O estudo, publicado na revista Environmental Health Perspectives, vem na senda das investigações que levaram a Agência Internacional de Investigação do Cancro da Organização Mundial da Saúde a classificar o trabalho por turnos como “possivelmente cancerígeno em humanos” – isto porque, ao trabalhar de noite, os humanos expõem-se mais à luz artificial. Essa exposição implica uma disrupção no ritmo circadiano, com influência sobre o estado de vigília e sono e a renovação celular. A interrupção do ritmo circadiano afecta  a secreção de hormonas como a melatonina, reguladora do sono, tornando-se um factor explicativo relevante no caso dos dois cancros em estudo: o da próstata e da mama. 

A investigação contou com os dados epidemiológicos de mais de quatro mil espanhóis, homens e mulheres entre os 20 e os 85 anos, de 11 das 17 comunidades autónomas. A informação sobre a exposição nocturna à luz artificial foi conseguida com recurso a entrevistas. Já a informação sobre a cor da luz exterior foi conseguida através das imagens nocturnas de Madrid e Barcelona, captadas pela Estação Espacial Internacional. Para os investigadores, esta foi a única maneira de se conhecer em larga escala a iluminação exterior de uma cidade.

Concluiu-se que quanto mais percentagem de azul contiver a luz, maior o risco de cancro. Os investigadores conseguiram perceber que os participantes que vivem em cidades grandes e estavam fortemente expostos a luzes com componente azul tinham um risco duas vezes superior de vir a sofrer de cancro da próstata e 1,5 vezes superior de sofrer de cancro da mama, quando comparados com as populações menos expostas à componente espectral azul da luz. Concluiu-se também que as pessoas que vivem em casas com quartos mais escuros – com recurso a estores eficientes – têm também um risco menor de vir a sofrer de qualquer uma destas doenças, quando comparadas com as pessoas que têm quartos muito iluminados.

Para Ariadna Garcia, investigadora do ISGlobal, determinar se a luz artificial nocturna aumenta ou não o risco de cancro da mama é um assunto de “saúde pública”, dada a sua ubiquidade, mas salvaguarda que são necessários estudos adicionais, em entrevista ao La Vanguardia.

A luz de espectro azul é emitida pela maioria das fontes LED de cor branca e pelos ecrãs de smartphones e tablets – cujos fabricantes, cientes do impacto negativo que pode ter no ritmo circadiano, já incorporam um “filtro de luz azul” na tentativa de anular os tons azulados com tons amarelos.

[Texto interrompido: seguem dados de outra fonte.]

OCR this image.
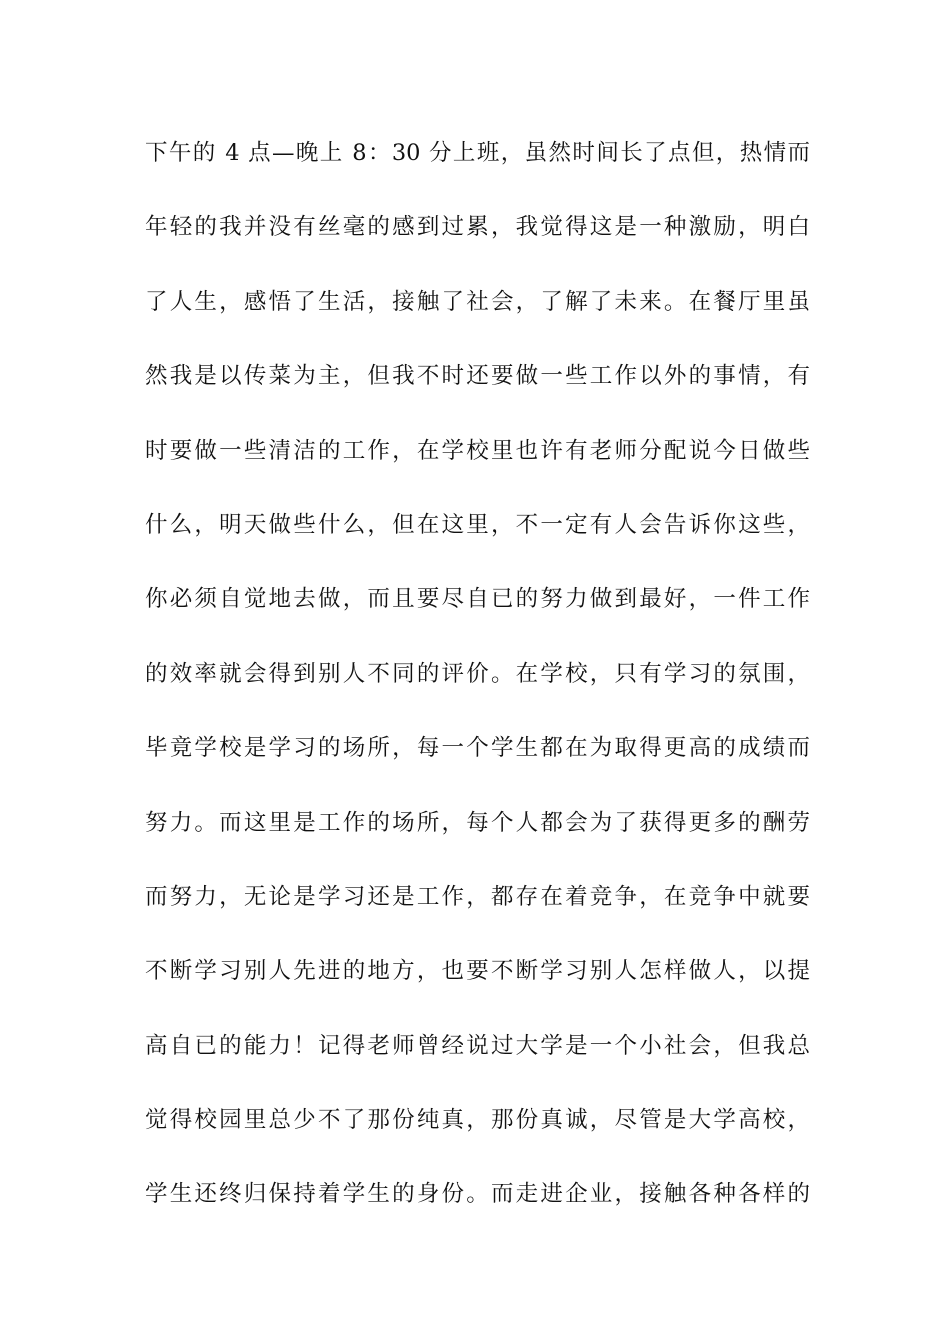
下午的 4 点—晚上 8：30 分上班，虽然时间长了点但，热情而
年轻的我并没有丝毫的感到过累，我觉得这是一种激励，明白
了人生，感悟了生活，接触了社会，了解了未来。在餐厅里虽
然我是以传菜为主，但我不时还要做一些工作以外的事情，有
时要做一些清洁的工作，在学校里也许有老师分配说今日做些
什么，明天做些什么，但在这里，不一定有人会告诉你这些，
你必须自觉地去做，而且要尽自已的努力做到最好，一件工作
的效率就会得到别人不同的评价。在学校，只有学习的氛围，
毕竟学校是学习的场所，每一个学生都在为取得更高的成绩而
努力。而这里是工作的场所，每个人都会为了获得更多的酬劳
而努力，无论是学习还是工作，都存在着竞争，在竞争中就要
不断学习别人先进的地方，也要不断学习别人怎样做人，以提
高自已的能力！记得老师曾经说过大学是一个小社会，但我总
觉得校园里总少不了那份纯真，那份真诚，尽管是大学高校，
学生还终归保持着学生的身份。而走进企业，接触各种各样的
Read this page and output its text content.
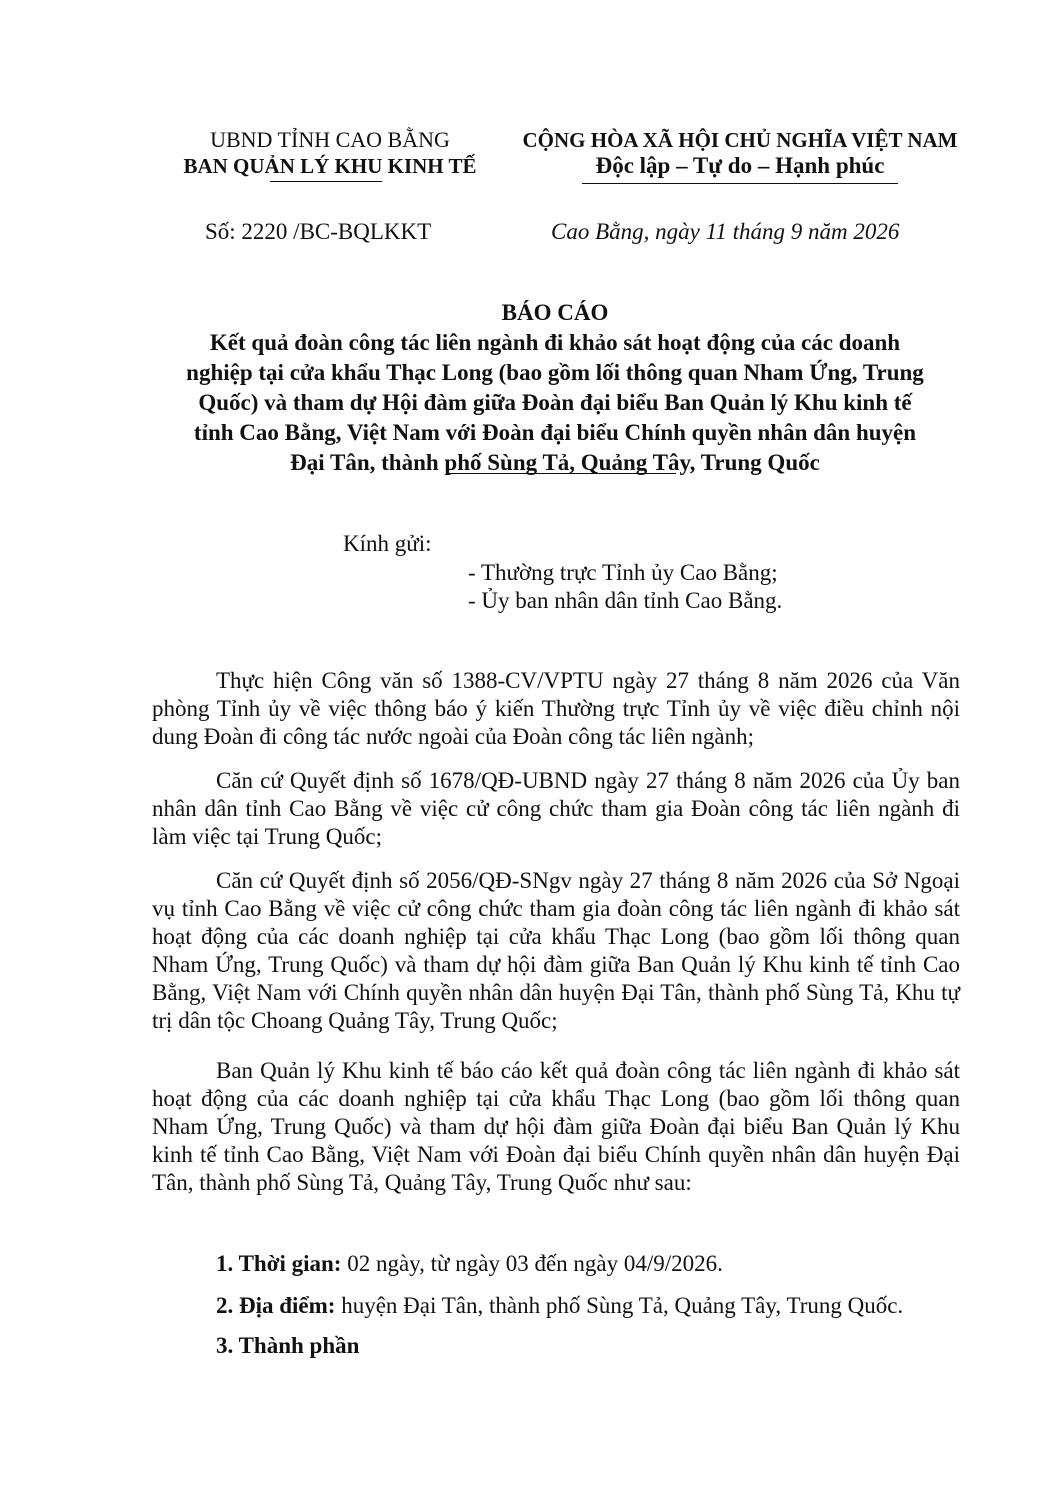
UBND TỈNH CAO BẰNG
BAN QUẢN LÝ KHU KINH TẾ
CỘNG HÒA XÃ HỘI CHỦ NGHĨA VIỆT NAM
Độc lập – Tự do – Hạnh phúc
Số: 2220 /BC-BQLKKT	Cao Bằng, ngày 11 tháng 9 năm 2026
BÁO CÁO
Kết quả đoàn công tác liên ngành đi khảo sát hoạt động của các doanh
nghiệp tại cửa khẩu Thạc Long (bao gồm lối thông quan Nham Ứng, Trung
Quốc) và tham dự Hội đàm giữa Đoàn đại biểu Ban Quản lý Khu kinh tế
tỉnh Cao Bằng, Việt Nam với Đoàn đại biểu Chính quyền nhân dân huyện
Đại Tân, thành phố Sùng Tả, Quảng Tây, Trung Quốc
Kính gửi:
- Thường trực Tỉnh ủy Cao Bằng;
- Ủy ban nhân dân tỉnh Cao Bằng.
Thực hiện Công văn số 1388-CV/VPTU ngày 27 tháng 8 năm 2026 của Văn phòng Tỉnh ủy về việc thông báo ý kiến Thường trực Tỉnh ủy về việc điều chỉnh nội dung Đoàn đi công tác nước ngoài của Đoàn công tác liên ngành;
Căn cứ Quyết định số 1678/QĐ-UBND ngày 27 tháng 8 năm 2026 của Ủy ban nhân dân tỉnh Cao Bằng về việc cử công chức tham gia Đoàn công tác liên ngành đi làm việc tại Trung Quốc;
Căn cứ Quyết định số 2056/QĐ-SNgv ngày 27 tháng 8 năm 2026 của Sở Ngoại vụ tỉnh Cao Bằng về việc cử công chức tham gia đoàn công tác liên ngành đi khảo sát hoạt động của các doanh nghiệp tại cửa khẩu Thạc Long (bao gồm lối thông quan Nham Ứng, Trung Quốc) và tham dự hội đàm giữa Ban Quản lý Khu kinh tế tỉnh Cao Bằng, Việt Nam với Chính quyền nhân dân huyện Đại Tân, thành phố Sùng Tả, Khu tự trị dân tộc Choang Quảng Tây, Trung Quốc;
Ban Quản lý Khu kinh tế báo cáo kết quả đoàn công tác liên ngành đi khảo sát hoạt động của các doanh nghiệp tại cửa khẩu Thạc Long (bao gồm lối thông quan Nham Ứng, Trung Quốc) và tham dự hội đàm giữa Đoàn đại biểu Ban Quản lý Khu kinh tế tỉnh Cao Bằng, Việt Nam với Đoàn đại biểu Chính quyền nhân dân huyện Đại Tân, thành phố Sùng Tả, Quảng Tây, Trung Quốc như sau:
1. Thời gian: 02 ngày, từ ngày 03 đến ngày 04/9/2026.
2. Địa điểm: huyện Đại Tân, thành phố Sùng Tả, Quảng Tây, Trung Quốc.
3. Thành phần
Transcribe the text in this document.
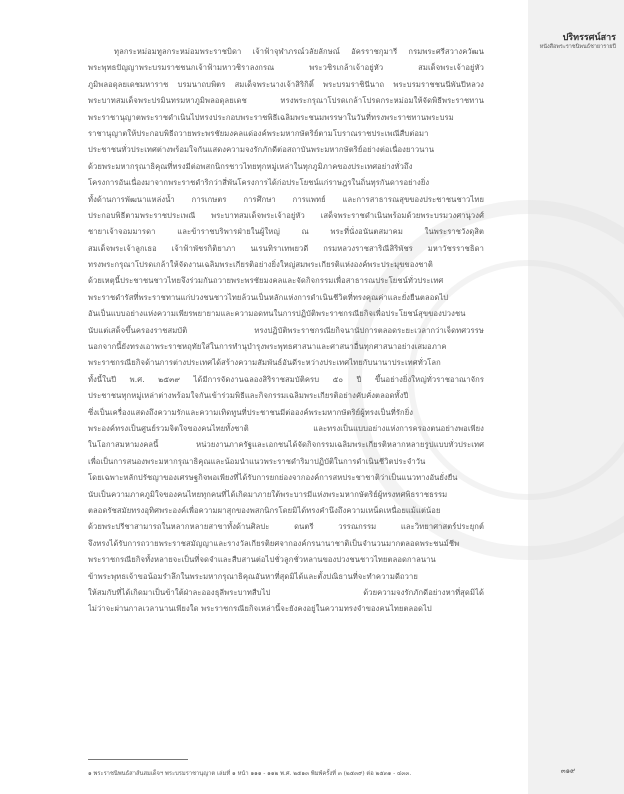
ปริทรรศน์สาร

หนังสือพระราชนิพนธ์ชายารายปี

ทุลกระหม่อมทูลกระหม่อมพระราชบิดา เจ้าฟ้าจุฬาภรณ์วลัยลักษณ์ อัครราชกุมารี กรมพระศรีสวางควัฒน
พระพุทธปัญญาพระบรมราชชนกเจ้าฟ้ามหาวชิราลงกรณ พระวชิรเกล้าเจ้าอยู่หัว สมเด็จพระเจ้าอยู่หัว
ภูมิพลอดุลยเดชมหาราช บรมนาถบพิตร สมเด็จพระนางเจ้าสิริกิติ์ พระบรมราชินีนาถ พระบรมราชชนนีพันปีหลวง
พระบาทสมเด็จพระปรมินทรมหาภูมิพลอดุลยเดช ทรงพระกรุณาโปรดเกล้าโปรดกระหม่อมให้จัดพิธีพระราชทาน
พระราชานุญาตพระราชดำเนินไปทรงประกอบพระราชพิธีเฉลิมพระชนมพรรษาในวันที่ทรงพระราชทานพระบรม
ราชานุญาตให้ประกอบพิธีถวายพระพรชัยมงคลแด่องค์พระมหากษัตริย์ตามโบราณราชประเพณีสืบต่อมา
ประชาชนทั่วประเทศต่างพร้อมใจกันแสดงความจงรักภักดีต่อสถาบันพระมหากษัตริย์อย่างต่อเนื่องยาวนาน
ด้วยพระมหากรุณาธิคุณที่ทรงมีต่อพสกนิกรชาวไทยทุกหมู่เหล่าในทุกภูมิภาคของประเทศอย่างทั่วถึง
โครงการอันเนื่องมาจากพระราชดำริกว่าสี่พันโครงการได้ก่อประโยชน์แก่ราษฎรในถิ่นทุรกันดารอย่างยิ่ง
ทั้งด้านการพัฒนาแหล่งน้ำ การเกษตร การศึกษา การแพทย์ และการสาธารณสุขของประชาชนชาวไทย
ประกอบพิธีตามพระราชประเพณี พระบาทสมเด็จพระเจ้าอยู่หัว เสด็จพระราชดำเนินพร้อมด้วยพระบรมวงศานุวงศ์
ชายาเจ้าจอมมารดา และข้าราชบริพารฝ่ายในผู้ใหญ่ ณ พระที่นั่งอนันตสมาคม ในพระราชวังดุสิต
สมเด็จพระเจ้าลูกเธอ เจ้าฟ้าพัชรกิติยาภา นเรนทิราเทพยวดี กรมหลวงราชสาริณีสิริพัชร มหาวัชรราชธิดา
ทรงพระกรุณาโปรดเกล้าให้จัดงานเฉลิมพระเกียรติอย่างยิ่งใหญ่สมพระเกียรติแห่งองค์พระประมุขของชาติ
ด้วยเหตุนี้ประชาชนชาวไทยจึงร่วมกันถวายพระพรชัยมงคลและจัดกิจกรรมเพื่อสาธารณประโยชน์ทั่วประเทศ
พระราชดำรัสที่พระราชทานแก่ปวงชนชาวไทยล้วนเป็นหลักแห่งการดำเนินชีวิตที่ทรงคุณค่าและยั่งยืนตลอดไป
อันเป็นแบบอย่างแห่งความเพียรพยายามและความอดทนในการปฏิบัติพระราชกรณียกิจเพื่อประโยชน์สุขของปวงชน
นับแต่เสด็จขึ้นครองราชสมบัติ ทรงปฏิบัติพระราชกรณียกิจนานัปการตลอดระยะเวลากว่าเจ็ดทศวรรษ
นอกจากนี้ยังทรงเอาพระราชหฤทัยใส่ในการทำนุบำรุงพระพุทธศาสนาและศาสนาอื่นทุกศาสนาอย่างเสมอภาค
พระราชกรณียกิจด้านการต่างประเทศได้สร้างความสัมพันธ์อันดีระหว่างประเทศไทยกับนานาประเทศทั่วโลก
ทั้งนี้ในปี พ.ศ. ๒๕๓๙ ได้มีการจัดงานฉลองสิริราชสมบัติครบ ๕๐ ปี ขึ้นอย่างยิ่งใหญ่ทั่วราชอาณาจักร
ประชาชนทุกหมู่เหล่าต่างพร้อมใจกันเข้าร่วมพิธีและกิจกรรมเฉลิมพระเกียรติอย่างคับคั่งตลอดทั้งปี
ซึ่งเป็นเครื่องแสดงถึงความรักและความเทิดทูนที่ประชาชนมีต่อองค์พระมหากษัตริย์ผู้ทรงเป็นที่รักยิ่ง
พระองค์ทรงเป็นศูนย์รวมจิตใจของคนไทยทั้งชาติ และทรงเป็นแบบอย่างแห่งการครองตนอย่างพอเพียง
ในโอกาสมหามงคลนี้ หน่วยงานภาครัฐและเอกชนได้จัดกิจกรรมเฉลิมพระเกียรติหลากหลายรูปแบบทั่วประเทศ
เพื่อเป็นการสนองพระมหากรุณาธิคุณและน้อมนำแนวพระราชดำริมาปฏิบัติในการดำเนินชีวิตประจำวัน
โดยเฉพาะหลักปรัชญาของเศรษฐกิจพอเพียงที่ได้รับการยกย่องจากองค์การสหประชาชาติว่าเป็นแนวทางอันยั่งยืน
นับเป็นความภาคภูมิใจของคนไทยทุกคนที่ได้เกิดมาภายใต้พระบารมีแห่งพระมหากษัตริย์ผู้ทรงทศพิธราชธรรม
ตลอดรัชสมัยทรงอุทิศพระองค์เพื่อความผาสุกของพสกนิกรโดยมิได้ทรงคำนึงถึงความเหน็ดเหนื่อยแม้แต่น้อย
ด้วยพระปรีชาสามารถในหลากหลายสาขาทั้งด้านศิลปะ ดนตรี วรรณกรรม และวิทยาศาสตร์ประยุกต์
จึงทรงได้รับการถวายพระราชสมัญญาและรางวัลเกียรติยศจากองค์กรนานาชาติเป็นจำนวนมากตลอดพระชนม์ชีพ
พระราชกรณียกิจทั้งหลายจะเป็นที่จดจำและสืบสานต่อไปชั่วลูกชั่วหลานของปวงชนชาวไทยตลอดกาลนาน
ข้าพระพุทธเจ้าขอน้อมรำลึกในพระมหากรุณาธิคุณอันหาที่สุดมิได้และตั้งปณิธานที่จะทำความดีถวาย
ให้สมกับที่ได้เกิดมาเป็นข้าใต้ฝ่าละอองธุลีพระบาทสืบไป ด้วยความจงรักภักดีอย่างหาที่สุดมิได้
ไม่ว่าจะผ่านกาลเวลานานเพียงใด พระราชกรณียกิจเหล่านี้จะยังคงอยู่ในความทรงจำของคนไทยตลอดไป

๑ พระราชนิพนธ์สาส์นสมเด็จฯ พระบรมราชานุญาต เล่มที่ ๑ หน้า ๑๑๑ - ๑๑๒ พ.ศ. ๒๕๑๓ พิมพ์ครั้งที่ ๓ (๒๕๓๙) ต่อ ๒๕๓๑ - ๔๓๓.	๓๑๙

Quanto aos LED de cor branca, a sua “eficiência energética” têm ditado que sejam os preferidos na hora de mudar de lâmpadas na maioria dos municípios portugueses. Em Portugal, em 2017 pelo menos 5% dos focos de luz pública usavam luz LED e o número tende a aumentar. Valongo é o município português que é citado como exemplo na introdução da iluminação pública LED: o projecto em curso indica que 16 mil luminárias convencionais (sódio de alta pressão e mercúrio) serão substituídas por luminárias LED.

“Os LED brancos também são apresentados aos municípios e aos cidadãos como o último grito da tecnologia, da eficiência e da poupança”, escreveu Raul Cerveira Lima, professor da Escola Superior de Saúde do Politécnico do Porto, num artigo para o PÚBLICO, em 2017, mas com a omissão dos “aspectos negativos decorrentes de investigação científica”, como a interrupção da secreção de melatonina ou o aumento da poluição luminosa das cidades. 

Não há estudos em Portugal que relacionem o aumento da incidência de cancro com a utilização de luz artificial. Há, sim, estudos que relacionam a luz artificial com a qualidade e os problemas de sono.

“Ainda há muito a saber e muito a melhorar nestes estudos”, avalia Raul Cerveira Lima, em conversa com o PÚBLICO. “O facto de toda a gente hoje viver com luz artificial é em si uma limitação. Não há uma população de controlo que não viva com luz artificial”, explica. “O importante sobre este estudo é que é independente, com uma amostra também ela independente e com resultados que apontam mais uma vez numa certa direcção. Nenhum estes estudos vai ser conclusivo, mas o somatório irá indicar se a luz artificial é potencialmente cancerígena ou não.”